Com intensa manipulação dos eleitores, proliferação de fake news e circulação de inúmeras teorias da conspiração, a democracia brasileira se tornou um simulacro, uma democracia de slogans,  memes e vídeos com dancinhas, lacrações e mitos em narrativas distorcidas que celebram a ignorância, a ausência de limites para os desejos individuais e um viés antirracionalista que maltrata a cultura e a ciência,em prol de uma horizontalidade niilista, narcísica e edipiana, na qual polos antagônicos impõem suas verdades e modos de vida em franco desprezo solidário ao outro.

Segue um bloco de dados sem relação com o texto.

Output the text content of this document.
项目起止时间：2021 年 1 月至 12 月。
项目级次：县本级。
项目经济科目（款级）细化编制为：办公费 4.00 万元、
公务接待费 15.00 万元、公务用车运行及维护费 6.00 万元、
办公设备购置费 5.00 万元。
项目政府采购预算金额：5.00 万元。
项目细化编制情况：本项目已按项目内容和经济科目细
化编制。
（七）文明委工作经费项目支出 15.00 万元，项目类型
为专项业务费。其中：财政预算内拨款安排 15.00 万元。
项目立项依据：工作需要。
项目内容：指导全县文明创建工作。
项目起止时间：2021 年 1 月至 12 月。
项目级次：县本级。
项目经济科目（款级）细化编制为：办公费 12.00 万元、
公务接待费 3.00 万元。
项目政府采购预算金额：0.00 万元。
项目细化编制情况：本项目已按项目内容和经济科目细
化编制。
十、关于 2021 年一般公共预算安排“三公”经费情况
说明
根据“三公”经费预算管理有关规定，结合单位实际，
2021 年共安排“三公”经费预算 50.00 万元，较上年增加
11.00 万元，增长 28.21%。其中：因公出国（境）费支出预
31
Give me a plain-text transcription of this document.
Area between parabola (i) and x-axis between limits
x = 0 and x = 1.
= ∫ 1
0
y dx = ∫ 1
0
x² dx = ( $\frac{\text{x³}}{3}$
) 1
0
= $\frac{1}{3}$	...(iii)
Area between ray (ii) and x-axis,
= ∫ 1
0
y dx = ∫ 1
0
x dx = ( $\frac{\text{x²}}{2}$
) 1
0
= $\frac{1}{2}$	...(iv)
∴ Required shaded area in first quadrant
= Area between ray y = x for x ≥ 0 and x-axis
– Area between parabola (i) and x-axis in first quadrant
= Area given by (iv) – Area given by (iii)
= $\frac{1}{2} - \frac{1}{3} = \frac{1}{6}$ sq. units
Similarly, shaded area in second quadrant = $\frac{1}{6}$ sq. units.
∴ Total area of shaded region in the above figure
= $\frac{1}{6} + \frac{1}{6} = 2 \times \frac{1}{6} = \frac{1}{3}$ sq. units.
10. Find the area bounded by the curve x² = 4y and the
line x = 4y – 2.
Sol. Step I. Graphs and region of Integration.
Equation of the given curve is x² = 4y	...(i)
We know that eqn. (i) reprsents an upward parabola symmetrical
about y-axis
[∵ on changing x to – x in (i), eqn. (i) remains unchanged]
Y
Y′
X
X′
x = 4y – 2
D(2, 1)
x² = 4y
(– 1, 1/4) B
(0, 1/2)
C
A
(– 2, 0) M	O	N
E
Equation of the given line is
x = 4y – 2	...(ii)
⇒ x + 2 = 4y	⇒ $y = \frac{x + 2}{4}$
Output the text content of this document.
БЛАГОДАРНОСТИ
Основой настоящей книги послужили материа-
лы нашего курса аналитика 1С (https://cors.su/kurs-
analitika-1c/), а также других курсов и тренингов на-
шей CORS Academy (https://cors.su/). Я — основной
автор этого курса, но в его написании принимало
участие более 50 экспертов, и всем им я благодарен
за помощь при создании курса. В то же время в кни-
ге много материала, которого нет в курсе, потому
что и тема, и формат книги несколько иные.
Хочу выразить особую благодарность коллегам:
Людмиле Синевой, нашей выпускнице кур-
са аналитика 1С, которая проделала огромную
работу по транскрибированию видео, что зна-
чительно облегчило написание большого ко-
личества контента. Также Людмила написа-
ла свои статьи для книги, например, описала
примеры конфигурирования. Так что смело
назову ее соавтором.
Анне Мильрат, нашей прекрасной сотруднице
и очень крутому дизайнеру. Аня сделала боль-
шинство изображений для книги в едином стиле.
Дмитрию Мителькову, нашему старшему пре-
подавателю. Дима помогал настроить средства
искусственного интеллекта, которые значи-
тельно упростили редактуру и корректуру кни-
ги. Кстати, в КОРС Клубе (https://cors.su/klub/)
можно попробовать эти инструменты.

Há um profundo vácuo nos corredores existentes entre as ilhas muradas pelos grupos antagônicos que não permitem minimamente um diálogo sereno e comprometido com o bem comum.

O resultado se apresenta no notório enfraquecimento da instância e do debate públicos, na dificuldade de lidar com problemas complexos que não comportam soluções rasas, amparadas em discursos simplistas e populistas.

Como agravante, o Congresso Nacional, omisso e corrupto, não cumpre seu papel na República e diariamente contribui para o déficit de legitimidade da política, dando margem a ativismos judiciais, tensões entre poderes e reações autoritárias. O Parlamento brasileiro se tornou uma casa de tolerância das mais diversas diatribes antirrepublicanas.

Cansado desse verdadeiro horror político[3], o cidadão trabalhador e pagador de tributos não consegue manter a esperança no futuro e se entrega à nostalgia de um passado que não orgulha a Nação. É, assim, uma vítima perfeita das manipulações discursivas antidemocráticas, tornando-se reprodutor dessas narrativas.

Diante de um quadro com tantos desafios, não podemos nos furtar a tomar decisões corajosas, enfrentando essa problemática desde a raiz.  Ao contrário, é preciso levar ao debate público a necessidade urgente de readequar as estruturas constitucionais das instituições brasileiras à nova era tecnológica sem que haja perda do conteúdo funcional em matéria de direitos fundamentais que promoveram avanços civilizatórios; em outras palavras, deve-se provocar o debate necessário em torno de uma verdadeira reengenharia constitucional[4].

Nessa perspectiva, além de um olhar inovador e diferenciado sobre temas clássicos da agenda política e social do país, tais como a Educação, Saúde, Segurança, Meio-ambiente e Sustentabilidade, Redução das Desigualdades, Previdência e Inclusão Social, é preciso atentar para temas urgentes que estão presentes no contexto dessa grande transformação que vivemos, marcada pela era digital.

[1] CASTELLS, Manuel. Ruptura – a crise da democracia liberal. São Paulo: Zahar, 2018.

[2] ZUBOFF, Shoshana. The age of surveillance capitalism. Profile Books. 2019.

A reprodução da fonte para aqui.